After being introduced, Bob said, “Thanks, Marty,” and launched into his presentation while Skip and Dave stood behind him with props they’d brought—bananas and the larger photos from the scrapbook.
“We came to tell you about life on planet earth!”
“We want to keep this simple, because you seem to be simple people—much like the zookeepers we used to keep on earth,” Bob the monkey said.
“This,” Bob said holding up a yellow oblong object, “is a banana. The most important food on earth.”
“And this!” Dave said, grabbing the banana out of Bob’s hand, “is how to eat a banana.” He ate the banana so quickly that some of the Martians didn’t even see him swallow. They just noticed he was now holding a limp something that Dave then tossed over his shoulder.
Skip tripped on the banana peel and whumped down on his backside. He cut his eyes up toward Dave from the ground.
The Martians laughed uproariously, slapping one another on the tops of their heads and turning extremely green while doing so.
Bob wanted to get back on point, so he swiped the photos from next to Skip, who had dropped them when he slipped on the banana peel.
“Next we’ll show you photos of life on earth, then finally we will demonstrate how to swing from trees, and since you have no trees, we’ll swing from the spotlights,” Bob said. He showed them photos of the zookeeper, their island, the other monkeys, and more bananas.
The Martians ooohed and aaaaahed.
Dave and Skip, meanwhile, were climbing up the side of the spotlight frame and met in the middle, swinging each other like flying trapeze artists to the crowd’s delight. They gave them a standing O.
But shortly after the seminar, when all the Martians had gone home, Dave said what all three Monkey-nauts where thinking.

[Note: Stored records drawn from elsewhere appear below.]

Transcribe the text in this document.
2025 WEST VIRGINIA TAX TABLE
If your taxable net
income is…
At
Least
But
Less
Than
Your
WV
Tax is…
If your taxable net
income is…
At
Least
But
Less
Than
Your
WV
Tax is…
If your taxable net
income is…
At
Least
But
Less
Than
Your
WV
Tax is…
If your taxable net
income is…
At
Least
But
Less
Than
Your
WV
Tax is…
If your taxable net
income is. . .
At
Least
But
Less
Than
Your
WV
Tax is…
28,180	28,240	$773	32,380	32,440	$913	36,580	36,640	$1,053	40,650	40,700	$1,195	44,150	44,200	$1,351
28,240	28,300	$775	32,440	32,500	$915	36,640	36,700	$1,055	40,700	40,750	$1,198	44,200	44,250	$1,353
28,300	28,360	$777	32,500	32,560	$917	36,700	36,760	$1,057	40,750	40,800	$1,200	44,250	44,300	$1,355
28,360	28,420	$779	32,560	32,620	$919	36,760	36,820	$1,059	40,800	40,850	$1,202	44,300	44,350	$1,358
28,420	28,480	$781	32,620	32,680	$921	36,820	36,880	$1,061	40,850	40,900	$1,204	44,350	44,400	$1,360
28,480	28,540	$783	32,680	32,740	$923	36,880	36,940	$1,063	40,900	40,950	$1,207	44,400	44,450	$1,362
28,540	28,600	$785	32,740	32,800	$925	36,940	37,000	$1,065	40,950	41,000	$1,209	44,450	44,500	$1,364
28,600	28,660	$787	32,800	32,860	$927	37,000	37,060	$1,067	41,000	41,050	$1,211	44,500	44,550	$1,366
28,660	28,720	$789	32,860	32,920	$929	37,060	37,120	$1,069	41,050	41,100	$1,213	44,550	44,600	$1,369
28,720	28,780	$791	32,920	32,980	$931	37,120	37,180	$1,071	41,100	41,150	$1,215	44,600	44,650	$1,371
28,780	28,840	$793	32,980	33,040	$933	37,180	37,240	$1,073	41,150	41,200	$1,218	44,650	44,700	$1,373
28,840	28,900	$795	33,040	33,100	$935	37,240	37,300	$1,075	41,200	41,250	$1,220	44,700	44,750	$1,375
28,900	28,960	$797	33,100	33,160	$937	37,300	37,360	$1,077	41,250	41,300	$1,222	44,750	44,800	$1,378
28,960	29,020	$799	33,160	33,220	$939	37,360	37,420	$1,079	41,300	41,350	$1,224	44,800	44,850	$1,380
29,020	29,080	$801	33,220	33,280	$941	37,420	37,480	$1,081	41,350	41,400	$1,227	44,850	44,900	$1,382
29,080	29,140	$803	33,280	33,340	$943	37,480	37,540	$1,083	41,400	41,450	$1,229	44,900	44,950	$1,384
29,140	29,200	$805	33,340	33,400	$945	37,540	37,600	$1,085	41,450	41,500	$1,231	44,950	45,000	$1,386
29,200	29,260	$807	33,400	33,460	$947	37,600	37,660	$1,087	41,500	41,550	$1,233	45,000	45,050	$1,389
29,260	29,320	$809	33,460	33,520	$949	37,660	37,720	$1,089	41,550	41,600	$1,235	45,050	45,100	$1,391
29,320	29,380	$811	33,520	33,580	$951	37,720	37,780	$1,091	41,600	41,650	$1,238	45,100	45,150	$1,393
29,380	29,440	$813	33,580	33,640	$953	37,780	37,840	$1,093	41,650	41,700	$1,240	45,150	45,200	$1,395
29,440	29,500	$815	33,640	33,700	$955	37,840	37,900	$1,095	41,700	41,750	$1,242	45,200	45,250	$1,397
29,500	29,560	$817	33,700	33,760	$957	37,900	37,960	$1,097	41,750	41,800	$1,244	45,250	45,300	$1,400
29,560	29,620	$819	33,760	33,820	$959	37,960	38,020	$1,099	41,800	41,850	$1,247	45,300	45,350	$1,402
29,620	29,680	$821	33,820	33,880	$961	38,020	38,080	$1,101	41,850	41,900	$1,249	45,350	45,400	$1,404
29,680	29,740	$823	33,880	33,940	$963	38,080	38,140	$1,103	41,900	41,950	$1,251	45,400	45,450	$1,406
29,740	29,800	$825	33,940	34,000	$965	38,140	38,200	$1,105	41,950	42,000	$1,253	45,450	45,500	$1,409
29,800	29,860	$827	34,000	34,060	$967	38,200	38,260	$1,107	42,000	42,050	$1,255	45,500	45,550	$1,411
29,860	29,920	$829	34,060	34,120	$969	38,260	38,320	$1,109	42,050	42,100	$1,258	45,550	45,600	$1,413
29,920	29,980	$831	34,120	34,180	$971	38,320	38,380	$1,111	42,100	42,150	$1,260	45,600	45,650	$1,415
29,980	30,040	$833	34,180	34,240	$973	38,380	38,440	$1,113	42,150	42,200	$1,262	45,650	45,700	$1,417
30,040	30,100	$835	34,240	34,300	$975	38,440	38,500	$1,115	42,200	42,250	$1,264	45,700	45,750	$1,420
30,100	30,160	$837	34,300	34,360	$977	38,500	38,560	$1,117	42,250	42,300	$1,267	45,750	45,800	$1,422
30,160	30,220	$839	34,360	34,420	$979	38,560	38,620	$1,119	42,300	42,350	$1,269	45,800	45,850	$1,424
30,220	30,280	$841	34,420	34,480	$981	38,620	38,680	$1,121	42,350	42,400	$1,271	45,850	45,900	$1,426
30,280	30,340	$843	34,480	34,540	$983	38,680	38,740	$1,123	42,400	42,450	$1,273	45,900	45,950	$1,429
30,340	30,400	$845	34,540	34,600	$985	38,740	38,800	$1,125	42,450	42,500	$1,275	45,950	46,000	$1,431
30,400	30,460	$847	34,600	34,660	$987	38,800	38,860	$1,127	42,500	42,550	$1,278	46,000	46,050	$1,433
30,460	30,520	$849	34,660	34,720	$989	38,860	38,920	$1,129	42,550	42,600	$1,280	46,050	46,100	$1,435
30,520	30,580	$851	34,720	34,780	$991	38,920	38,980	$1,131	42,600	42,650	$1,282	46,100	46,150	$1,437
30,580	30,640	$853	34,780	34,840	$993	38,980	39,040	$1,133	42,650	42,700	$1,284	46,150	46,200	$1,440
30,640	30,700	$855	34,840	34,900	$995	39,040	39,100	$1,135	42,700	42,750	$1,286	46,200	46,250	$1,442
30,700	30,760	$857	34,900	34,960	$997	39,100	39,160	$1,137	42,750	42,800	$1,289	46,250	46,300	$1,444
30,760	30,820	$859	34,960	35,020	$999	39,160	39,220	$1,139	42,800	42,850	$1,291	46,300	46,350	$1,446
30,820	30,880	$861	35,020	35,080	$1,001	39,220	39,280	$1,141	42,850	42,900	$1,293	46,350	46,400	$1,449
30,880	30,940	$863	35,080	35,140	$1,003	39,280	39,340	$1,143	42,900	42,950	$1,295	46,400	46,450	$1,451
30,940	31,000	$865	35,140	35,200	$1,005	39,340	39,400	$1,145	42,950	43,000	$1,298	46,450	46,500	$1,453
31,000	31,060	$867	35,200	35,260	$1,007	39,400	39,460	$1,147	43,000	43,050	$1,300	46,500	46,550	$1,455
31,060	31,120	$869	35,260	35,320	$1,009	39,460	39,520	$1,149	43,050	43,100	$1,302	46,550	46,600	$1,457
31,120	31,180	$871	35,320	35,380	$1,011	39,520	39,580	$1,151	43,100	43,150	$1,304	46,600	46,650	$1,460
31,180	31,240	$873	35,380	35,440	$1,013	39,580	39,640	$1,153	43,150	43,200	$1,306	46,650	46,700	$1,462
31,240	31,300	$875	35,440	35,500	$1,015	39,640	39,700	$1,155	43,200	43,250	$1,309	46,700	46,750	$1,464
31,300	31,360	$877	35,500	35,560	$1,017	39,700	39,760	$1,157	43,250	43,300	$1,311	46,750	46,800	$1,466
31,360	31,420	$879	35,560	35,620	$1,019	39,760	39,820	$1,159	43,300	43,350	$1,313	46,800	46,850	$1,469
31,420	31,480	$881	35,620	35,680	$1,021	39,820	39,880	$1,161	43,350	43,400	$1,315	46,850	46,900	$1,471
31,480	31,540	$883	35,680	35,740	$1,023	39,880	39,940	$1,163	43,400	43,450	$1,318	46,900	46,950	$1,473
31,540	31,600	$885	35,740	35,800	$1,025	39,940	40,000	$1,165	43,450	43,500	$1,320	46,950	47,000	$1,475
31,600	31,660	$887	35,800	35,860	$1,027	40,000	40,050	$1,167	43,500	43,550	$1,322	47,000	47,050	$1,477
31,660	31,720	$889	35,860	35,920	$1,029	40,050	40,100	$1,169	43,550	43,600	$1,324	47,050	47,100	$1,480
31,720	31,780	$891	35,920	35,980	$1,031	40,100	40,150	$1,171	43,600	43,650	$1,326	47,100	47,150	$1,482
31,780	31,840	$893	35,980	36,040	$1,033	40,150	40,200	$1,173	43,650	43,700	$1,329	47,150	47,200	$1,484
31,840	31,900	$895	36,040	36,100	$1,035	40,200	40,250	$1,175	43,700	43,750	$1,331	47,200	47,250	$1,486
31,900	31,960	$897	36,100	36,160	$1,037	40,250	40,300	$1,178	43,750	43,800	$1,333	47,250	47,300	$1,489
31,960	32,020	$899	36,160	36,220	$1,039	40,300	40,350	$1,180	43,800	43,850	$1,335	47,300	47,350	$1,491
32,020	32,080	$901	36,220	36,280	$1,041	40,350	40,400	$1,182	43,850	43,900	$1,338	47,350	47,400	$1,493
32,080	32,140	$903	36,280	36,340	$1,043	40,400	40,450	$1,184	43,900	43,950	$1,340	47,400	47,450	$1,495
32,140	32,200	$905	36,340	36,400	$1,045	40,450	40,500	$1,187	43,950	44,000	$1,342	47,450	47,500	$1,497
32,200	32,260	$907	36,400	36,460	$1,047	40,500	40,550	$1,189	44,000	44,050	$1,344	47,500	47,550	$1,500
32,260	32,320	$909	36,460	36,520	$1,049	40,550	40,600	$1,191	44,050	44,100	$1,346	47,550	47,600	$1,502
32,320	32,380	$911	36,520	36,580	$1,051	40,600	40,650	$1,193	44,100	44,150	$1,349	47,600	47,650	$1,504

“I miss home,” Dave said. He curled and pressed his lips together to keep from crying.
“Don’t cry!” Skip said, slapping Dave on the back. Then seeing a nit where he’d slapped Dave, he picked it off, thought of eating it then thought better of it. Could be a Martian nit.
“Yes, you know what they say about visitors and fish?” Bob said.
“Yip,” said Dave, “they both have gills.”
“Whaaa?” Skip said scrunching up his eyebrows.
“No—Dave—no, they both stink after three days. I think tomorrow we shall go home,” Bob said, taking pride in being the one to set the course for their adventures.
The next day the monkeys blasted off to the applause and wistful watching of the Martians who had once again gathered to see the earthlings and learn just another bit about life on earth.
Out the window Dave shouted one last parting word of wisdom to the Martians:
“Don’t take any wooden nickels!” Dave had heard a zoo visitor say that and he’d always wanted to repeat it somewhere for posterity.
The Martians scratched their heads as the rocket ship lifted and zoomed out of site toward the big blue ball.